Já na China, as referências às artes marciais são igualmente antigas e repletas de simbolismo cultural. O Jiao Di (角抵) é uma das mais antigas formas documentadas de combate chinês.
Originado durante a dinastia Xia (2.070 a.C. – 1.600 a.C.), Jiao Di era uma forma de luta que envolvia o uso de capacetes com chifres e na qual os competidores tentavam derrubar seus adversários.
Ao longo dos séculos, esse combate evoluiu para o Shuai Jiao (摔跤), uma luta de arremesso e projeções que tem semelhanças com o judô e o jiu-jítsu, mas com raízes muito mais antigas.
O ideograma para Shuai (摔) significa “jogar no chão”, e Jiao (跤) significa “arremesso”, destacando a ênfase da técnica em quedas e controle do oponente.
Estas formas de combate corpo a corpo eram usadas tanto em batalhas quanto em competições, e são documentadas desde a dinastia Zhou (1.046 a.C. – 256 a.C.).
O Shuai Jiao foi amplamente praticado pelos exércitos da dinastia Han (202 a.C. – 220 d.C.) e continua a ser uma parte importante da cultura marcial chinesa, rivalizando em antiguidade com as artes marciais indianas.
Voltando ao mito de que o Jiu-Jítsu teria origem na Índia, podemos entender de onde essa confusão se origina, ao examinarmos a relação entre a Índia, a China e o Japão no contexto da disseminação do budismo.
Siddhartha Gautama, o Buddha (563 a.C. – 483 a.C.), nasceu como príncipe da casta Xátria, e é provável que tenha sido treinado em artes marciais como parte de sua educação.

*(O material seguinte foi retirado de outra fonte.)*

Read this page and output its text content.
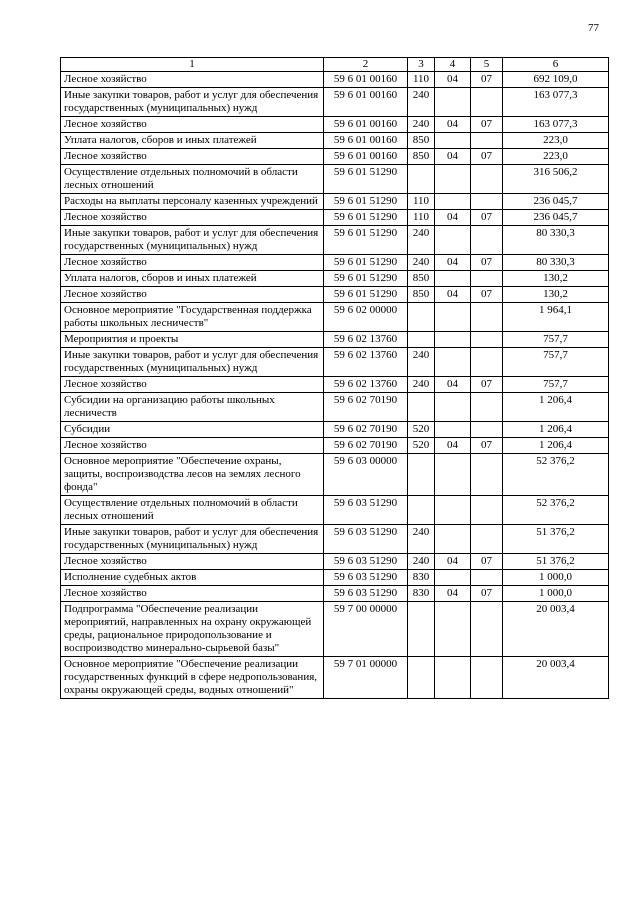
77
1	2	3	4	5	6
Лесное хозяйство	59 6 01 00160	110	04	07	692 109,0
Иные закупки товаров, работ и услуг для обеспечения государственных (муниципальных) нужд	59 6 01 00160	240			163 077,3
Лесное хозяйство	59 6 01 00160	240	04	07	163 077,3
Уплата налогов, сборов и иных платежей	59 6 01 00160	850			223,0
Лесное хозяйство	59 6 01 00160	850	04	07	223,0
Осуществление отдельных полномочий в области лесных отношений	59 6 01 51290				316 506,2
Расходы на выплаты персоналу казенных учреждений	59 6 01 51290	110			236 045,7
Лесное хозяйство	59 6 01 51290	110	04	07	236 045,7
Иные закупки товаров, работ и услуг для обеспечения государственных (муниципальных) нужд	59 6 01 51290	240			80 330,3
Лесное хозяйство	59 6 01 51290	240	04	07	80 330,3
Уплата налогов, сборов и иных платежей	59 6 01 51290	850			130,2
Лесное хозяйство	59 6 01 51290	850	04	07	130,2
Основное мероприятие "Государственная поддержка работы школьных лесничеств"	59 6 02 00000				1 964,1
Мероприятия и проекты	59 6 02 13760				757,7
Иные закупки товаров, работ и услуг для обеспечения государственных (муниципальных) нужд	59 6 02 13760	240			757,7
Лесное хозяйство	59 6 02 13760	240	04	07	757,7
Субсидии на организацию работы школьных лесничеств	59 6 02 70190				1 206,4
Субсидии	59 6 02 70190	520			1 206,4
Лесное хозяйство	59 6 02 70190	520	04	07	1 206,4
Основное мероприятие "Обеспечение охраны, защиты, воспроизводства лесов на землях лесного фонда"	59 6 03 00000				52 376,2
Осуществление отдельных полномочий в области лесных отношений	59 6 03 51290				52 376,2
Иные закупки товаров, работ и услуг для обеспечения государственных (муниципальных) нужд	59 6 03 51290	240			51 376,2
Лесное хозяйство	59 6 03 51290	240	04	07	51 376,2
Исполнение судебных актов	59 6 03 51290	830			1 000,0
Лесное хозяйство	59 6 03 51290	830	04	07	1 000,0
Подпрограмма "Обеспечение реализации мероприятий, направленных на охрану окружающей среды, рациональное природопользование и воспроизводство минерально-сырьевой базы"	59 7 00 00000				20 003,4
Основное мероприятие "Обеспечение реализации государственных функций в сфере недропользования, охраны окружающей среды, водных отношений"	59 7 01 00000				20 003,4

Após sua “iluminação”, ele renunciou à violência, mas isso não impediu que muitos monges budistas, em tempos posteriores, adotassem as artes marciais para autodefesa durante suas peregrinações.
A chegada do budismo à China é um ponto crucial nessa história. Acredita-se que o budismo tenha sido introduzido na China por volta de 25 d.C., durante o reinado do imperador Ming, da dinastia Han do Leste.
Com essa chegada, houve um sincretismo entre o budismo, o confucionismo e o taoismo, bem como entre estilos de artes marciais chinesas, como o Kung Fu (Wu Shu).
O famoso 29º patriarca do budismo, Bodhidharma (Ta Mo em chinês, Daruma em japonês, 440 d.C. – 528 d.C.), é amplamente creditado como o responsável por conectar o budismo à prática marcial.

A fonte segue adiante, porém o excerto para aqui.